SEDUCTRESS: Women Who Ravished the World and Their Lost Art of Love
Prioleau's captivating debut is a fervid self-help tract well-disguised as a history. "Seductresses are in fact the liberated women incarnate," asserts the author in her opening chapter. "They're the stealth heroines of history. The first feminists." It's a persuasive argument, which Prioleau pounds home with massive fists full of quotations, attributions and texts from anthropology, religion, psychology, history, art, literature, music and anything else she can get her hyperintellectual hands on. Modern women have lost their goddess-centered groove, the Manhattan College professor asserts, and as a consequence the entire race is going to hell in a male-dominated, bimbo-focused handbasket. If only women would search their collective unconscious for their archetypal Goddess roots, they'd realize modern feminism has rendered them joyless, and the reality TV/Barbie look-alike trends are hooey.

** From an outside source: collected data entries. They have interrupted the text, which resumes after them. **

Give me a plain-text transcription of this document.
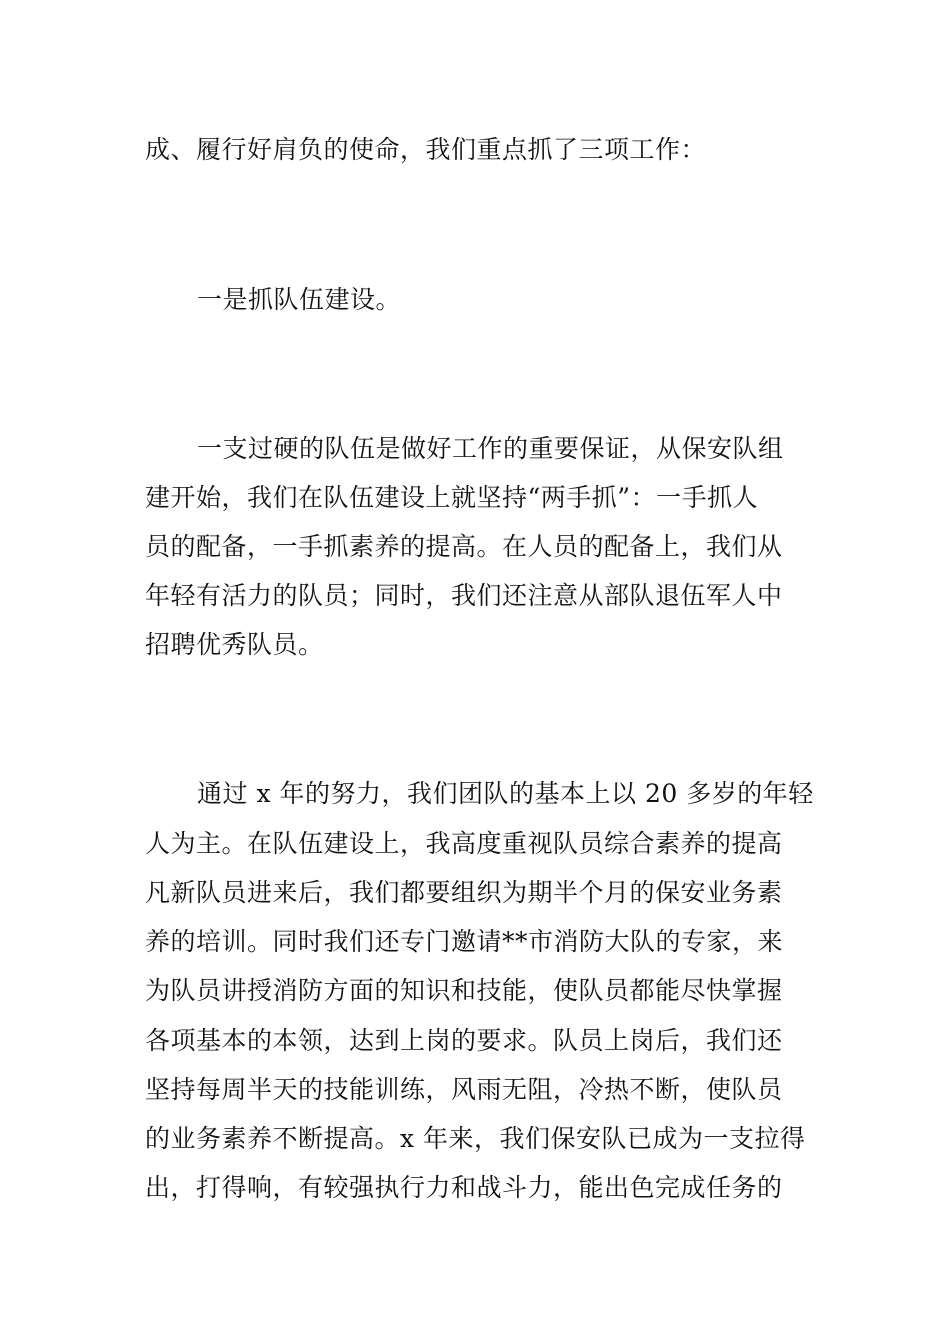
成、履行好肩负的使命，我们重点抓了三项工作：
一是抓队伍建设。
一支过硬的队伍是做好工作的重要保证，从保安队组
建开始，我们在队伍建设上就坚持“两手抓”：一手抓人
员的配备，一手抓素养的提高。在人员的配备上，我们从
年轻有活力的队员；同时，我们还注意从部队退伍军人中
招聘优秀队员。
通过 x 年的努力，我们团队的基本上以 20 多岁的年轻
人为主。在队伍建设上，我高度重视队员综合素养的提高
凡新队员进来后，我们都要组织为期半个月的保安业务素
养的培训。同时我们还专门邀请**市消防大队的专家，来
为队员讲授消防方面的知识和技能，使队员都能尽快掌握
各项基本的本领，达到上岗的要求。队员上岗后，我们还
坚持每周半天的技能训练，风雨无阻，冷热不断，使队员
的业务素养不断提高。x 年来，我们保安队已成为一支拉得
出，打得响，有较强执行力和战斗力，能出色完成任务的
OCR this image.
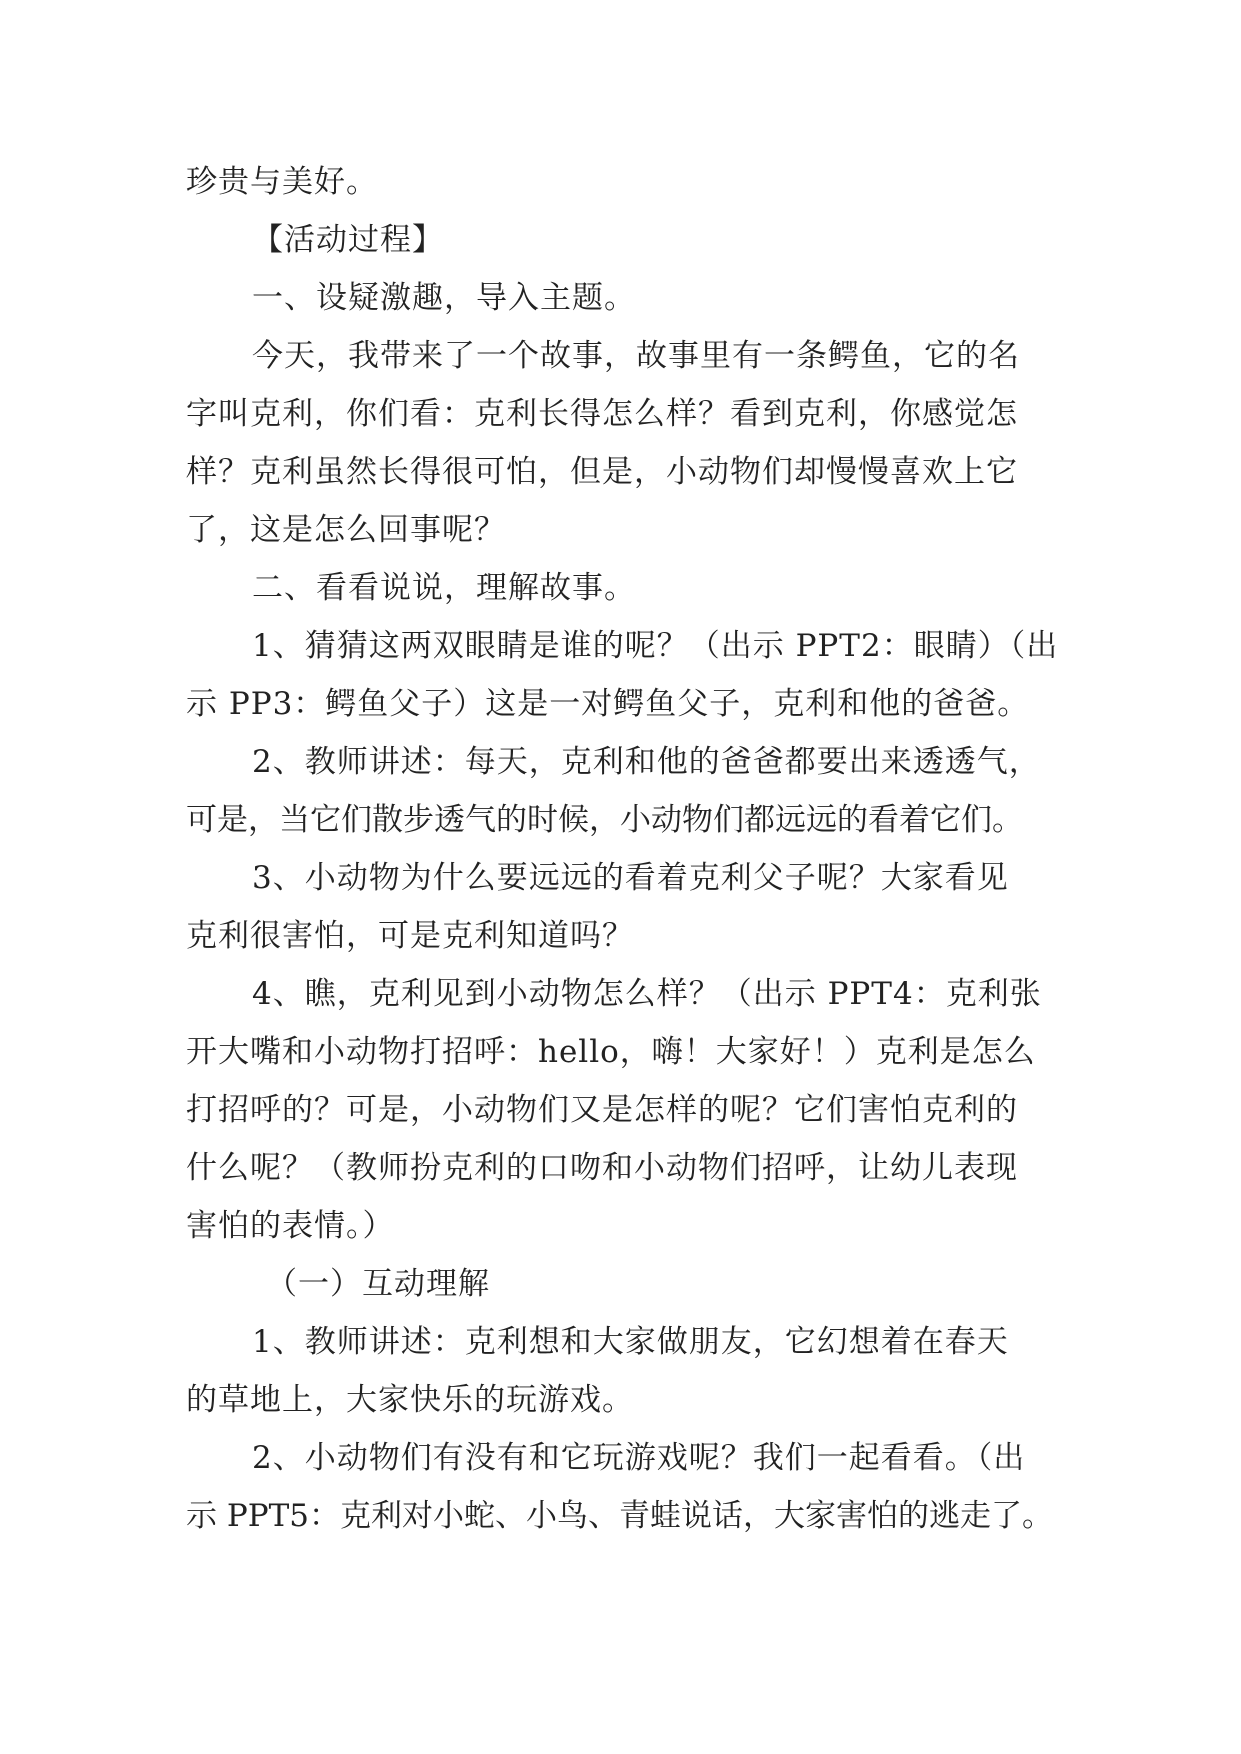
珍贵与美好。
【活动过程】
一、设疑激趣，导入主题。
今天，我带来了一个故事，故事里有一条鳄鱼，它的名
字叫克利，你们看：克利长得怎么样？看到克利，你感觉怎
样？克利虽然长得很可怕，但是，小动物们却慢慢喜欢上它
了，这是怎么回事呢？
二、看看说说，理解故事。
1、猜猜这两双眼睛是谁的呢？（出示 PPT2：眼睛）（出
示 PP3：鳄鱼父子）这是一对鳄鱼父子，克利和他的爸爸。
2、教师讲述：每天，克利和他的爸爸都要出来透透气，
可是，当它们散步透气的时候，小动物们都远远的看着它们。
3、小动物为什么要远远的看着克利父子呢？大家看见
克利很害怕，可是克利知道吗？
4、瞧，克利见到小动物怎么样？（出示 PPT4：克利张
开大嘴和小动物打招呼：hello，嗨！大家好！）克利是怎么
打招呼的？可是，小动物们又是怎样的呢？它们害怕克利的
什么呢？（教师扮克利的口吻和小动物们招呼，让幼儿表现
害怕的表情。）
（一）互动理解
1、教师讲述：克利想和大家做朋友，它幻想着在春天
的草地上，大家快乐的玩游戏。
2、小动物们有没有和它玩游戏呢？我们一起看看。（出
示 PPT5：克利对小蛇、小鸟、青蛙说话，大家害怕的逃走了。
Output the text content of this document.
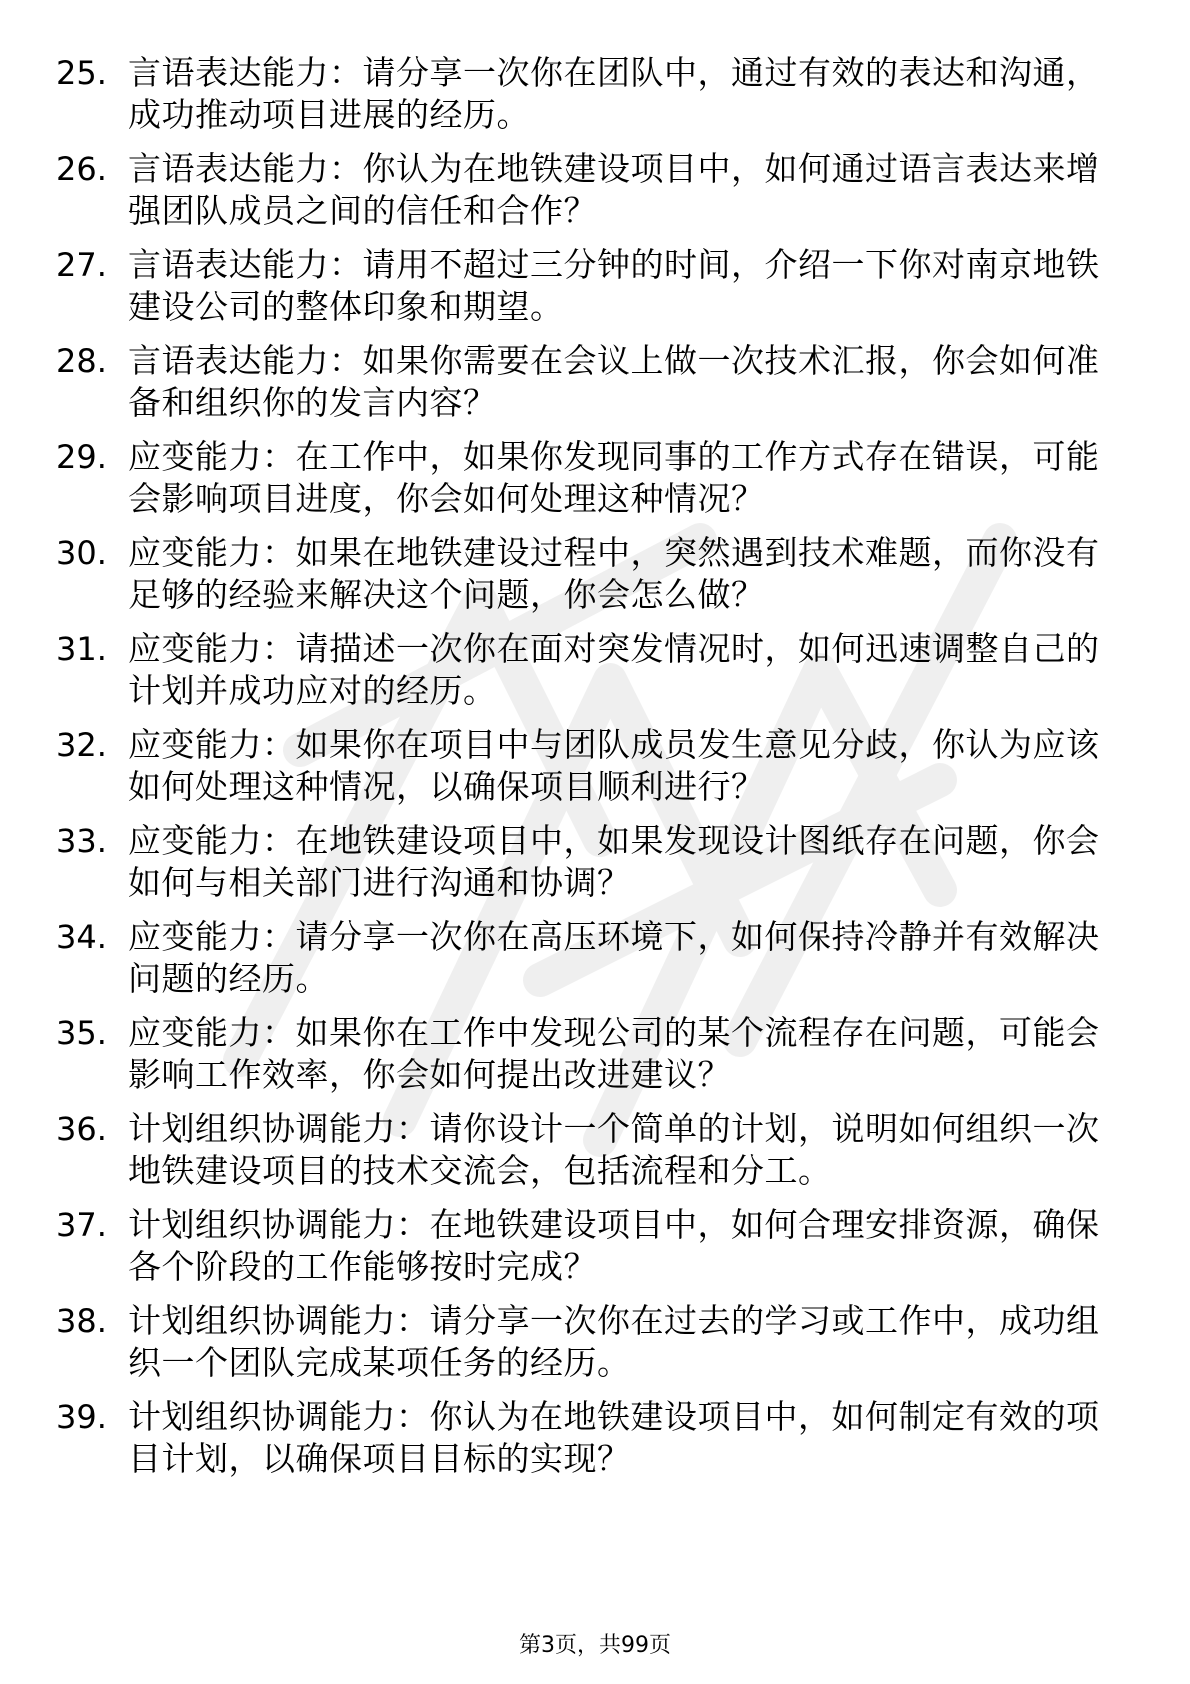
25. 言语表达能力：请分享一次你在团队中，通过有效的表达和沟通，成功推动项目进展的经历。
26. 言语表达能力：你认为在地铁建设项目中，如何通过语言表达来增强团队成员之间的信任和合作？
27. 言语表达能力：请用不超过三分钟的时间，介绍一下你对南京地铁建设公司的整体印象和期望。
28. 言语表达能力：如果你需要在会议上做一次技术汇报，你会如何准备和组织你的发言内容？
29. 应变能力：在工作中，如果你发现同事的工作方式存在错误，可能会影响项目进度，你会如何处理这种情况？
30. 应变能力：如果在地铁建设过程中，突然遇到技术难题，而你没有足够的经验来解决这个问题，你会怎么做？
31. 应变能力：请描述一次你在面对突发情况时，如何迅速调整自己的计划并成功应对的经历。
32. 应变能力：如果你在项目中与团队成员发生意见分歧，你认为应该如何处理这种情况，以确保项目顺利进行？
33. 应变能力：在地铁建设项目中，如果发现设计图纸存在问题，你会如何与相关部门进行沟通和协调？
34. 应变能力：请分享一次你在高压环境下，如何保持冷静并有效解决问题的经历。
35. 应变能力：如果你在工作中发现公司的某个流程存在问题，可能会影响工作效率，你会如何提出改进建议？
36. 计划组织协调能力：请你设计一个简单的计划，说明如何组织一次地铁建设项目的技术交流会，包括流程和分工。
37. 计划组织协调能力：在地铁建设项目中，如何合理安排资源，确保各个阶段的工作能够按时完成？
38. 计划组织协调能力：请分享一次你在过去的学习或工作中，成功组织一个团队完成某项任务的经历。
39. 计划组织协调能力：你认为在地铁建设项目中，如何制定有效的项目计划，以确保项目目标的实现？
第3页，共99页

Rather, women of any age (there's a chapter on "silver foxes") or looks (another chapter on "homely sirens") are multiorgasmic, brilliant, joyous power mavens who possess everything to bring a man to his willing knees and keep both genders happy and sated. Telling wonderfully peripatetic tales of self-possessed sirens and seductresses throughout the eons, Prioleau makes a strong case for women to take back their ancestral birthright of sexy wholeness (though the problems of non–middle-class women, like poverty, among others, never enter her worldview). Whether one buys her argument or not, it's wildly engaging reading and faultless scholarship. Agent, Eric Simonoff. (Oct. 27)
Forecast:Prioleau could tap into the postfeminist and female baby boomer markets with her "grab it all" angle. The hip and happening presentation primes her book for college classrooms as well.